Приехав в половине десятого, я застал посла одного. Мне никогда не случалось видеть его в одиночестве — это был совсем другой человек. Он сидел на диване и листал номер «Пари-матч» {44}, точно в ожидании приема у зубного врача. Я подумал: «А может, мне тоже сесть и молча взяться за «Жур де Франс» {45}, но он предупредил мое намерение и поздоровался со мной. Тут же последовало предложение выпить, закурить сигару… «Может, ему на самом деле одиноко живется? Что он делает, когда нет официального приема, а жена уезжает на свидание со мной? Марта говорила, будто я ему симпатичен». Эта мысль помогла мне почувствовать в нем человека. Вид у него был усталый, хмурый.

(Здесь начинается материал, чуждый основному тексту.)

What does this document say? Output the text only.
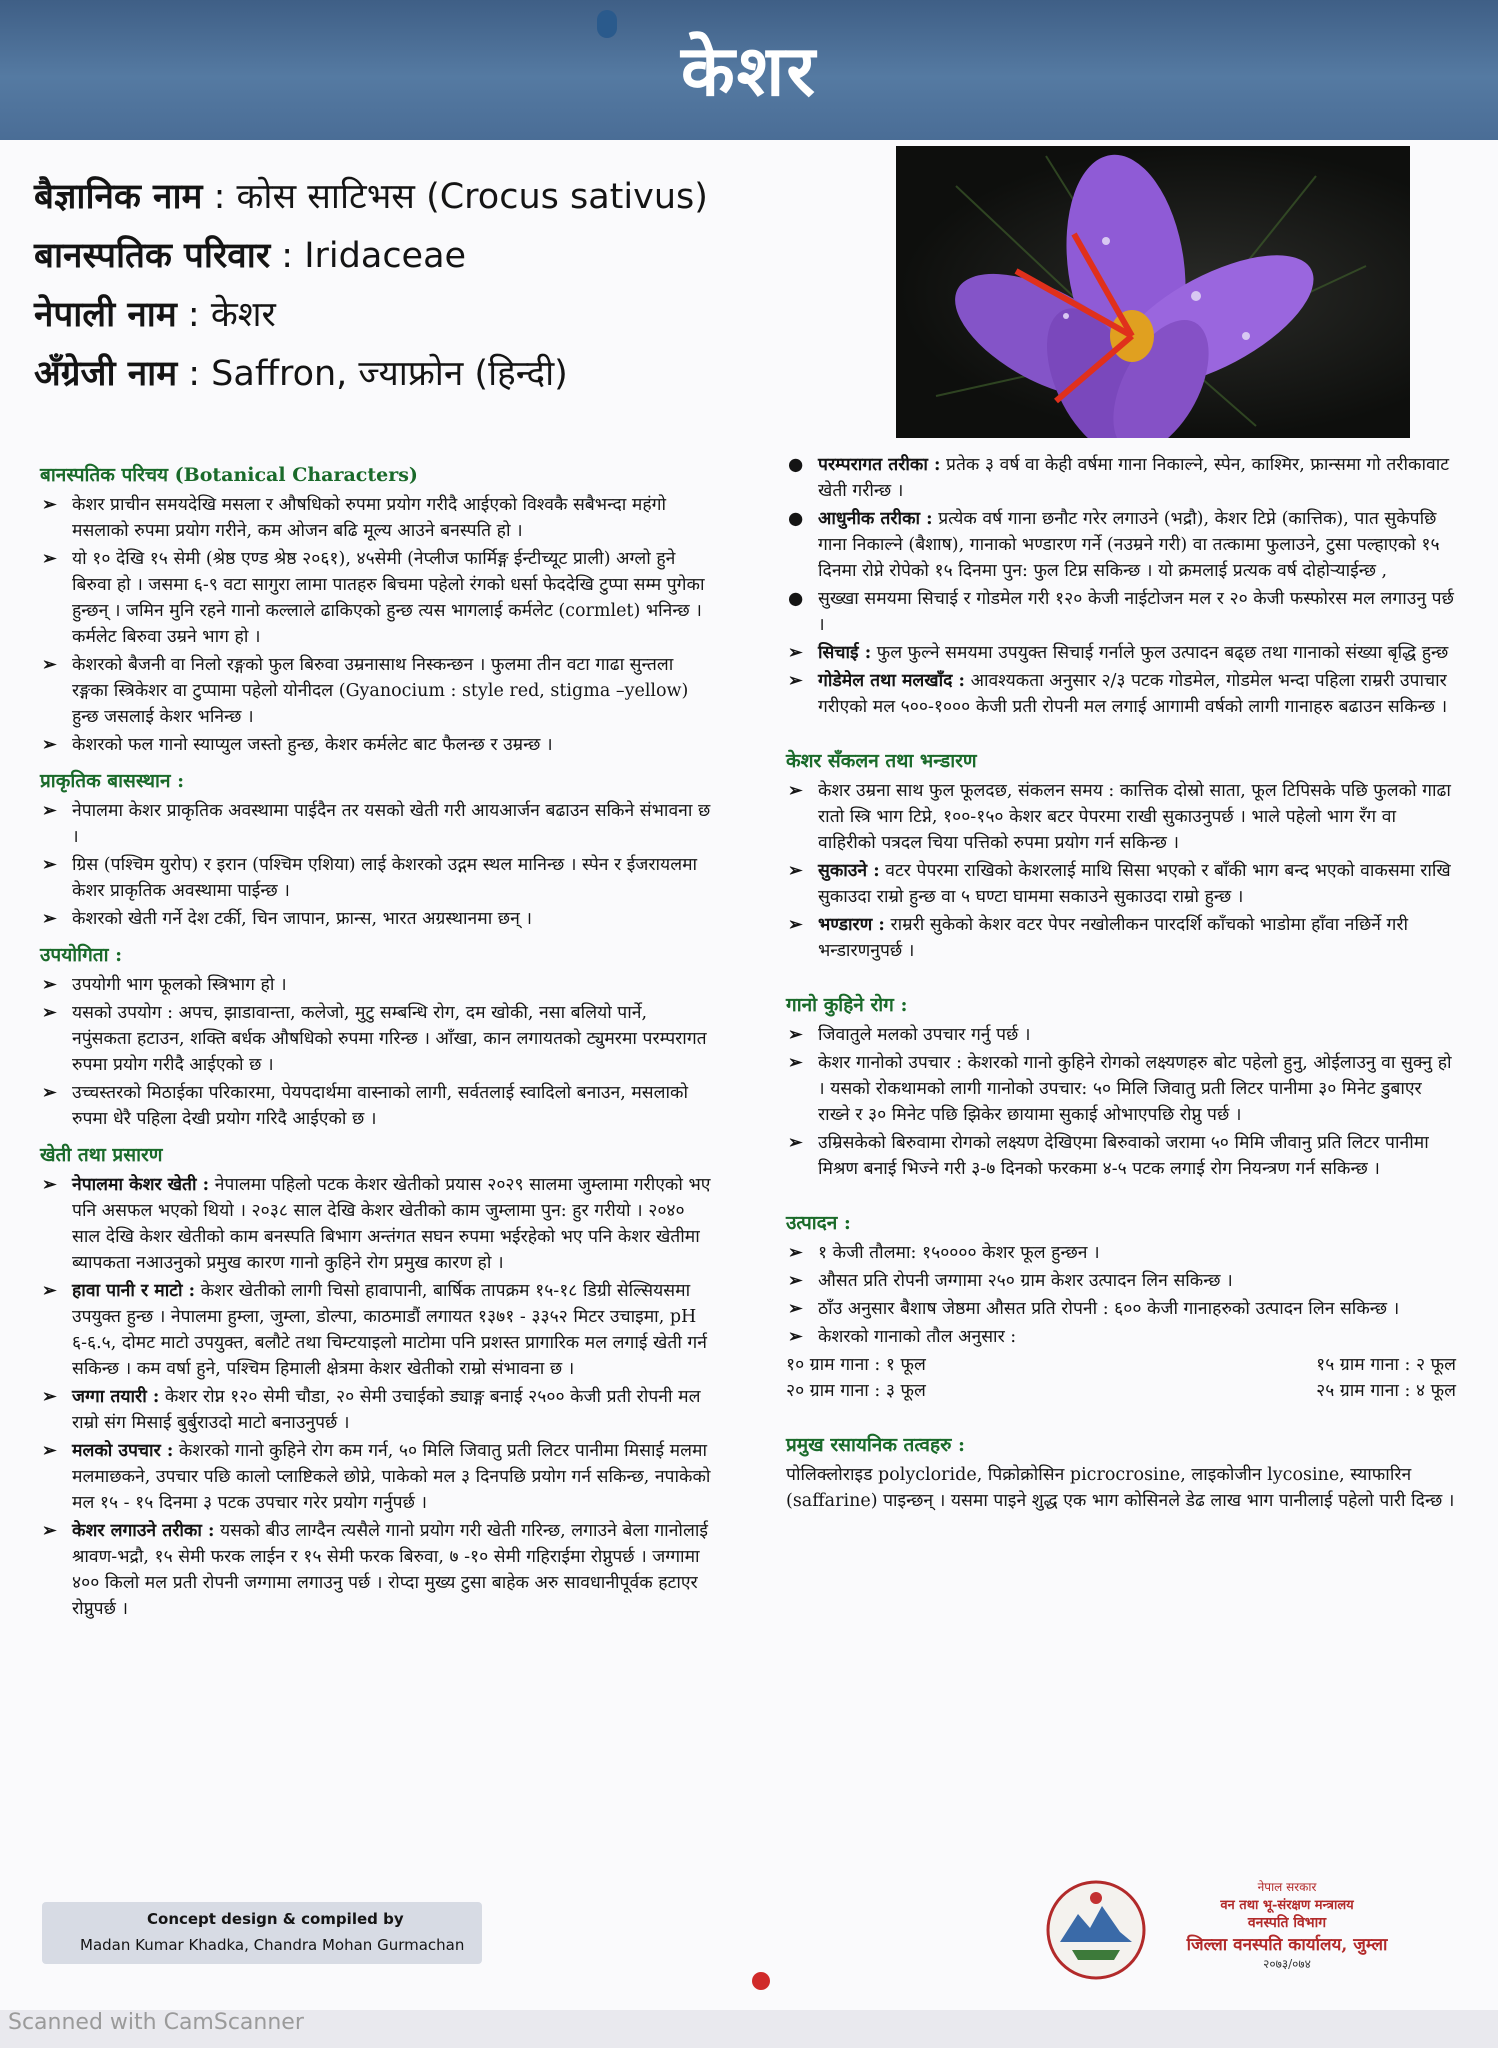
केशर
बैज्ञानिक नाम : कोस साटिभस (Crocus sativus)
बानस्पतिक परिवार : Iridaceae
नेपाली नाम : केशर
अँग्रेजी नाम : Saffron, ज्याफ्रोन (हिन्दी)
बानस्पतिक परिचय (Botanical Characters)
➢ केशर प्राचीन समयदेखि मसला र औषधिको रुपमा प्रयोग गरीदै आईएको विश्वकै सबैभन्दा महंगो मसलाको रुपमा प्रयोग गरीने, कम ओजन बढि मूल्य आउने बनस्पति हो ।
➢ यो १० देखि १५ सेमी (श्रेष्ठ एण्ड श्रेष्ठ २०६१), ४५सेमी (नेप्लीज फार्मिङ्ग ईन्टीच्यूट प्राली) अग्लो हुने बिरुवा हो । जसमा ६-९ वटा सागुरा लामा पातहरु बिचमा पहेलो रंगको धर्सा फेददेखि टुप्पा सम्म पुगेका हुन्छन् । जमिन मुनि रहने गानो कल्लाले ढाकिएको हुन्छ त्यस भागलाई कर्मलेट (cormlet) भनिन्छ । कर्मलेट बिरुवा उम्रने भाग हो ।
➢ केशरको बैजनी वा निलो रङ्गको फुल बिरुवा उम्रनासाथ निस्कन्छन । फुलमा तीन वटा गाढा सुन्तला रङ्गका स्त्रिकेशर वा टुप्पामा पहेलो योनीदल (Gyanocium : style red, stigma –yellow) हुन्छ जसलाई केशर भनिन्छ ।
➢ केशरको फल गानो स्याप्युल जस्तो हुन्छ, केशर कर्मलेट बाट फैलन्छ र उम्रन्छ ।
प्राकृतिक बासस्थान :
➢ नेपालमा केशर प्राकृतिक अवस्थामा पाईदैन तर यसको खेती गरी आयआर्जन बढाउन सकिने संभावना छ ।
➢ ग्रिस (पश्चिम युरोप) र इरान (पश्चिम एशिया) लाई केशरको उद्गम स्थल मानिन्छ । स्पेन र ईजरायलमा केशर प्राकृतिक अवस्थामा पाईन्छ ।
➢ केशरको खेती गर्ने देश टर्की, चिन जापान, फ्रान्स, भारत अग्रस्थानमा छन् ।
उपयोगिता :
➢ उपयोगी भाग फूलको स्त्रिभाग हो ।
➢ यसको उपयोग : अपच, झाडावान्ता, कलेजो, मुटु सम्बन्धि रोग, दम खोकी, नसा बलियो पार्ने, नपुंसकता हटाउन, शक्ति बर्धक औषधिको रुपमा गरिन्छ । आँखा, कान लगायतको ट्युमरमा परम्परागत रुपमा प्रयोग गरीदै आईएको छ ।
➢ उच्चस्तरको मिठाईका परिकारमा, पेयपदार्थमा वास्नाको लागी, सर्वतलाई स्वादिलो बनाउन, मसलाको रुपमा धेरै पहिला देखी प्रयोग गरिदै आईएको छ ।
खेती तथा प्रसारण
➢ नेपालमा केशर खेती : नेपालमा पहिलो पटक केशर खेतीको प्रयास २०२९ सालमा जुम्लामा गरीएको भए पनि असफल भएको थियो । २०३८ साल देखि केशर खेतीको काम जुम्लामा पुन: हुर गरीयो । २०४० साल देखि केशर खेतीको काम बनस्पति बिभाग अन्तंगत सघन रुपमा भईरहेको भए पनि केशर खेतीमा ब्यापकता नआउनुको प्रमुख कारण गानो कुहिने रोग प्रमुख कारण हो ।
➢ हावा पानी र माटो : केशर खेतीको लागी चिसो हावापानी, बार्षिक तापक्रम १५-१८ डिग्री सेल्सियसमा उपयुक्त हुन्छ । नेपालमा हुम्ला, जुम्ला, डोल्पा, काठमाडौं लगायत १३७१ - ३३५२ मिटर उचाइमा, pH ६-६.५, दोमट माटो उपयुक्त, बलौटे तथा चिम्टयाइलो माटोमा पनि प्रशस्त प्रागारिक मल लगाई खेती गर्न सकिन्छ । कम वर्षा हुने, पश्चिम हिमाली क्षेत्रमा केशर खेतीको राम्रो संभावना छ ।
➢ जग्गा तयारी : केशर रोप्न १२० सेमी चौडा, २० सेमी उचाईको ड्याङ्ग बनाई २५०० केजी प्रती रोपनी मल राम्रो संग मिसाई बुर्बुराउदो माटो बनाउनुपर्छ ।
➢ मलको उपचार : केशरको गानो कुहिने रोग कम गर्न, ५० मिलि जिवातु प्रती लिटर पानीमा मिसाई मलमा मलमाछकने, उपचार पछि कालो प्लाष्टिकले छोप्ने, पाकेको मल ३ दिनपछि प्रयोग गर्न सकिन्छ, नपाकेको मल १५ - १५ दिनमा ३ पटक उपचार गरेर प्रयोग गर्नुपर्छ ।
➢ केशर लगाउने तरीका : यसको बीउ लाग्दैन त्यसैले गानो प्रयोग गरी खेती गरिन्छ, लगाउने बेला गानोलाई श्रावण-भद्रौ, १५ सेमी फरक लाईन र १५ सेमी फरक बिरुवा, ७ -१० सेमी गहिराईमा रोप्नुपर्छ । जग्गामा ४०० किलो मल प्रती रोपनी जग्गामा लगाउनु पर्छ । रोप्दा मुख्य टुसा बाहेक अरु सावधानीपूर्वक हटाएर रोप्नुपर्छ ।
● परम्परागत तरीका : प्रतेक ३ वर्ष वा केही वर्षमा गाना निकाल्ने, स्पेन, काश्मिर, फ्रान्समा गो तरीकावाट खेती गरीन्छ ।
● आधुनीक तरीका : प्रत्येक वर्ष गाना छनौट गरेर लगाउने (भद्रौ), केशर टिप्ने (कात्तिक), पात सुकेपछि गाना निकाल्ने (बैशाष), गानाको भण्डारण गर्ने (नउम्रने गरी) वा तत्कामा फुलाउने, टुसा पल्हाएको १५ दिनमा रोप्ने रोपेको १५ दिनमा पुन: फुल टिप्न सकिन्छ । यो क्रमलाई प्रत्यक वर्ष दोहोऱ्याईन्छ ,
● सुख्खा समयमा सिचाई र गोडमेल गरी १२० केजी नाईटोजन मल र २० केजी फस्फोरस मल लगाउनु पर्छ ।
➢ सिचाई : फुल फुल्ने समयमा उपयुक्त सिचाई गर्नाले फुल उत्पादन बढ्छ तथा गानाको संख्या बृद्धि हुन्छ
➢ गोडेमेल तथा मलखाँद : आवश्यकता अनुसार २/३ पटक गोडमेल, गोडमेल भन्दा पहिला राम्ररी उपाचार गरीएको मल ५००-१००० केजी प्रती रोपनी मल लगाई आगामी वर्षको लागी गानाहरु बढाउन सकिन्छ ।
केशर सँकलन तथा भन्डारण
➢ केशर उम्रना साथ फुल फूलदछ, संकलन समय : कात्तिक दोस्रो साता, फूल टिपिसके पछि फुलको गाढा रातो स्त्रि भाग टिप्ने, १००-१५० केशर बटर पेपरमा राखी सुकाउनुपर्छ । भाले पहेलो भाग रँग वा वाहिरीको पत्रदल चिया पत्तिको रुपमा प्रयोग गर्न सकिन्छ ।
➢ सुकाउने : वटर पेपरमा राखिको केशरलाई माथि सिसा भएको र बाँकी भाग बन्द भएको वाकसमा राखि सुकाउदा राम्रो हुन्छ वा ५ घण्टा घाममा सकाउने सुकाउदा राम्रो हुन्छ ।
➢ भण्डारण : राम्ररी सुकेको केशर वटर पेपर नखोलीकन पारदर्शि काँचको भाडोमा हाँवा नछिर्ने गरी भन्डारणनुपर्छ ।
गानो कुहिने रोग :
➢ जिवातुले मलको उपचार गर्नु पर्छ ।
➢ केशर गानोको उपचार : केशरको गानो कुहिने रोगको लक्ष्यणहरु बोट पहेलो हुनु, ओईलाउनु वा सुक्नु हो । यसको रोकथामको लागी गानोको उपचार: ५० मिलि जिवातु प्रती लिटर पानीमा ३० मिनेट डुबाएर राख्ने र ३० मिनेट पछि झिकेर छायामा सुकाई ओभाएपछि रोप्नु पर्छ ।
➢ उम्रिसकेको बिरुवामा रोगको लक्ष्यण देखिएमा बिरुवाको जरामा ५० मिमि जीवानु प्रति लिटर पानीमा मिश्रण बनाई भिज्ने गरी ३-७ दिनको फरकमा ४-५ पटक लगाई रोग नियन्त्रण गर्न सकिन्छ ।
उत्पादन :
➢ १ केजी तौलमा: १५०००० केशर फूल हुन्छन ।
➢ औसत प्रति रोपनी जग्गामा २५० ग्राम केशर उत्पादन लिन सकिन्छ ।
➢ ठाँउ अनुसार बैशाष जेष्ठमा औसत प्रति रोपनी : ६०० केजी गानाहरुको उत्पादन लिन सकिन्छ ।
➢ केशरको गानाको तौल अनुसार :
१० ग्राम गाना : १ फूल	१५ ग्राम गाना : २ फूल
२० ग्राम गाना : ३ फूल	२५ ग्राम गाना : ४ फूल
प्रमुख रसायनिक तत्वहरु :
पोलिक्लोराइड polycloride, पिक्रोक्रोसिन picrocrosine, लाइकोजीन lycosine, स्याफारिन (saffarine) पाइन्छन् । यसमा पाइने शुद्ध एक भाग कोसिनले डेढ लाख भाग पानीलाई पहेलो पारी दिन्छ ।
Concept design & compiled by
Madan Kumar Khadka, Chandra Mohan Gurmachan
नेपाल सरकार
वन तथा भू-संरक्षण मन्त्रालय
वनस्पति विभाग
जिल्ला वनस्पति कार्यालय, जुम्ला
२०७३/०७४
Scanned with CamScanner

Он переносил свою тушу к столу с бутылками и от стола к дивану медленно, точно тяжелый груз. Он сказал:
— Моя жена наверху, читает вслух моему сыну. Она скоро спустится. Она говорила, что вы, возможно, приедете.
— Я колебался, ехать или нет. Вам, должно быть, хочется кое-когда провести вечер вдвоем.
— Я всегда рад моим друзьям, — сказал он и погрузился в молчание. Я подумал: догадывается он о наших отношениях или нет? А может, знает доподлинно?
— Я слышал, ваш сын схватил свинку?
— Да. Сейчас самый болезненный период. Как это ужасно, правда, видеть, что ребенок мучается?
— Да, наверно. У меня не было детей.
— А-а.
Я посмотрел на портрет генерала. Мне следовало бы явиться сюда по делам, связанным хотя бы с культурой. У генерала вся грудь была в орденах, и он сжимал рукоятку меча.
— Как вам показался Нью-Йорк? — спросил посол.
— Все такой же.
— Мне бы хотелось повидать Нью-Йорк. Я бывал только в аэропорту.
— Может быть, со временем вас назначат в Вашингтон? — Я не подумал как следует, прежде чем говорить комплименты. Маловероятно, чтобы ему дали этот пост, если в его годы — по моим расчетам, около пятидесяти — он так надолго застрял в Порт-о-Пренсе.